21. Composition as claimed in Claim 20 comprising cells which are capable of responding to external agents such as drugs and pharmaceuticals for screening, or which are capable or establishing a graft in a recipient host brain and are responsive to host environmental signals

22. Use of a composition or population or cell line obtained by the method of any of Claims 1 to 17 in compound testing or screening, eg in pharmaceutical development for activity or toxicological testing, comprising contacting a composition comprising sample population of the cell line with a compound to be tested and monitoring the development of cell growth and differentiation and determining compound efficacy or compound toxicology.

23. Method for screening compounds which affect proliferation, differentiation or survival of stem cells and / or differentiated derivatives comprising preparing a composition according to the method as hereinbefore defined, contacting the composition with at least one compound and monitoring the effect of the compound on proliferation, differentiation or survival of stem cells and / or differentiated derivatives comprised within the composition.

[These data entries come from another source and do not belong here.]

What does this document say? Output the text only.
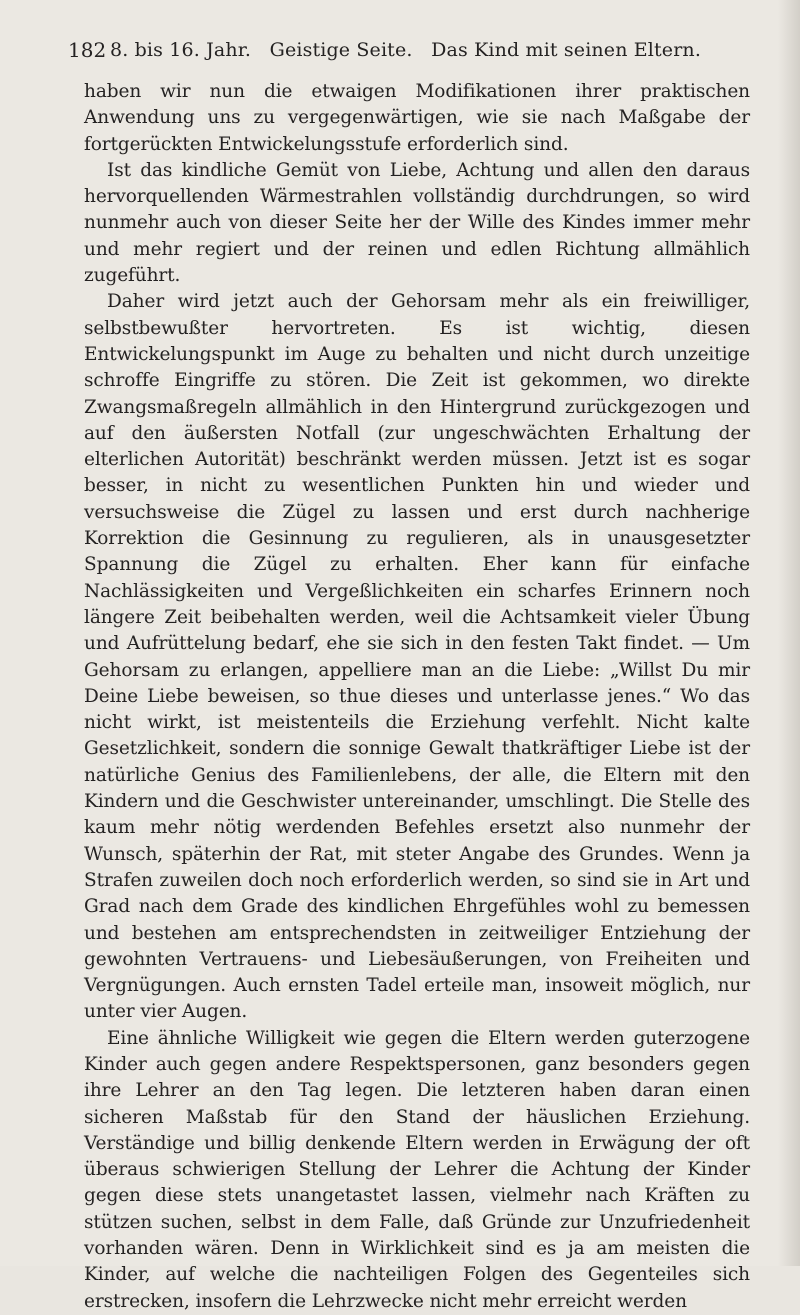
182 8. bis 16. Jahr.   Geistige Seite.   Das Kind mit seinen Eltern.

haben wir nun die etwaigen Modifikationen ihrer praktischen Anwendung uns zu vergegenwärtigen, wie sie nach Maßgabe der fortgerückten Entwickelungsstufe erforderlich sind.

Ist das kindliche Gemüt von Liebe, Achtung und allen den daraus hervorquellenden Wärmestrahlen vollständig durchdrungen, so wird nunmehr auch von dieser Seite her der Wille des Kindes immer mehr und mehr regiert und der reinen und edlen Richtung allmählich zugeführt.

Daher wird jetzt auch der Gehorsam mehr als ein freiwilliger, selbstbewußter hervortreten. Es ist wichtig, diesen Entwickelungspunkt im Auge zu behalten und nicht durch unzeitige schroffe Eingriffe zu stören. Die Zeit ist gekommen, wo direkte Zwangsmaßregeln allmählich in den Hintergrund zurückgezogen und auf den äußersten Notfall (zur ungeschwächten Erhaltung der elterlichen Autorität) beschränkt werden müssen. Jetzt ist es sogar besser, in nicht zu wesentlichen Punkten hin und wieder und versuchsweise die Zügel zu lassen und erst durch nachherige Korrektion die Gesinnung zu regulieren, als in unausgesetzter Spannung die Zügel zu erhalten. Eher kann für einfache Nachlässigkeiten und Vergeßlichkeiten ein scharfes Erinnern noch längere Zeit beibehalten werden, weil die Achtsamkeit vieler Übung und Aufrüttelung bedarf, ehe sie sich in den festen Takt findet. — Um Gehorsam zu erlangen, appelliere man an die Liebe: „Willst Du mir Deine Liebe beweisen, so thue dieses und unterlasse jenes.“ Wo das nicht wirkt, ist meistenteils die Erziehung verfehlt. Nicht kalte Gesetzlichkeit, sondern die sonnige Gewalt thatkräftiger Liebe ist der natürliche Genius des Familienlebens, der alle, die Eltern mit den Kindern und die Geschwister untereinander, umschlingt. Die Stelle des kaum mehr nötig werdenden Befehles ersetzt also nunmehr der Wunsch, späterhin der Rat, mit steter Angabe des Grundes. Wenn ja Strafen zuweilen doch noch erforderlich werden, so sind sie in Art und Grad nach dem Grade des kindlichen Ehrgefühles wohl zu bemessen und bestehen am entsprechendsten in zeitweiliger Entziehung der gewohnten Vertrauens- und Liebesäußerungen, von Freiheiten und Vergnügungen. Auch ernsten Tadel erteile man, insoweit möglich, nur unter vier Augen.

Eine ähnliche Willigkeit wie gegen die Eltern werden guterzogene Kinder auch gegen andere Respektspersonen, ganz besonders gegen ihre Lehrer an den Tag legen. Die letzteren haben daran einen sicheren Maßstab für den Stand der häuslichen Erziehung. Verständige und billig denkende Eltern werden in Erwägung der oft überaus schwierigen Stellung der Lehrer die Achtung der Kinder gegen diese stets unangetastet lassen, vielmehr nach Kräften zu stützen suchen, selbst in dem Falle, daß Gründe zur Unzufriedenheit vorhanden wären. Denn in Wirklichkeit sind es ja am meisten die Kinder, auf welche die nachteiligen Folgen des Gegenteiles sich erstrecken, insofern die Lehrzwecke nicht mehr erreicht werden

24. Method of Claim 23 comprising differentiating cells to generate a composition of neural cell types, contacting with compound(s) and subsequently monitoring the effects of the compound(s) on the ability of the progenitor cells to differentiate into neural cells.

25. Method of any of Claims 23 and 24 wherein compound(s) for screening are selected from compounds which are intended to have a harmful or beneficial effect on neural cells and include neurological inhibitors or agents such as neuroblockers or neurotransmitters and receptors therefor, growth inhibitors of growth factors and receptors therefore and enzymes used in their synthesis.

26. Method of any of Claims 23 to 25 wherein monitoring the effect on proliferation or viability includes monitoring rate of cell proliferation, or of cell progeny proliferation, monitoring nature of cell differentiation and ratio of differentiated cell types, for example ratio of neurons to glia or the like, monitoring cell death and the like, monitoring changes in cell development or morphology, monitoring changes in expressed phenotypes, amount or type of proteins expressed, and the like, monitoring changes in neuronal characteristics including electrophysiological properties such as resting membrane potential, evoked potential, direction and ionic nature of current flow, and dynamics of ion channels.

27. Method for therapy comprising introducing a composition or neurospheres, dissociated cells, and/or their derivatives as hereinbefore defined into a mammalian host, preferably a human, primate, rat or murine host.

28. Method, composition or population or cell line or use thereof substantially as herein described or illustrated in the description, the examples and/or the figures.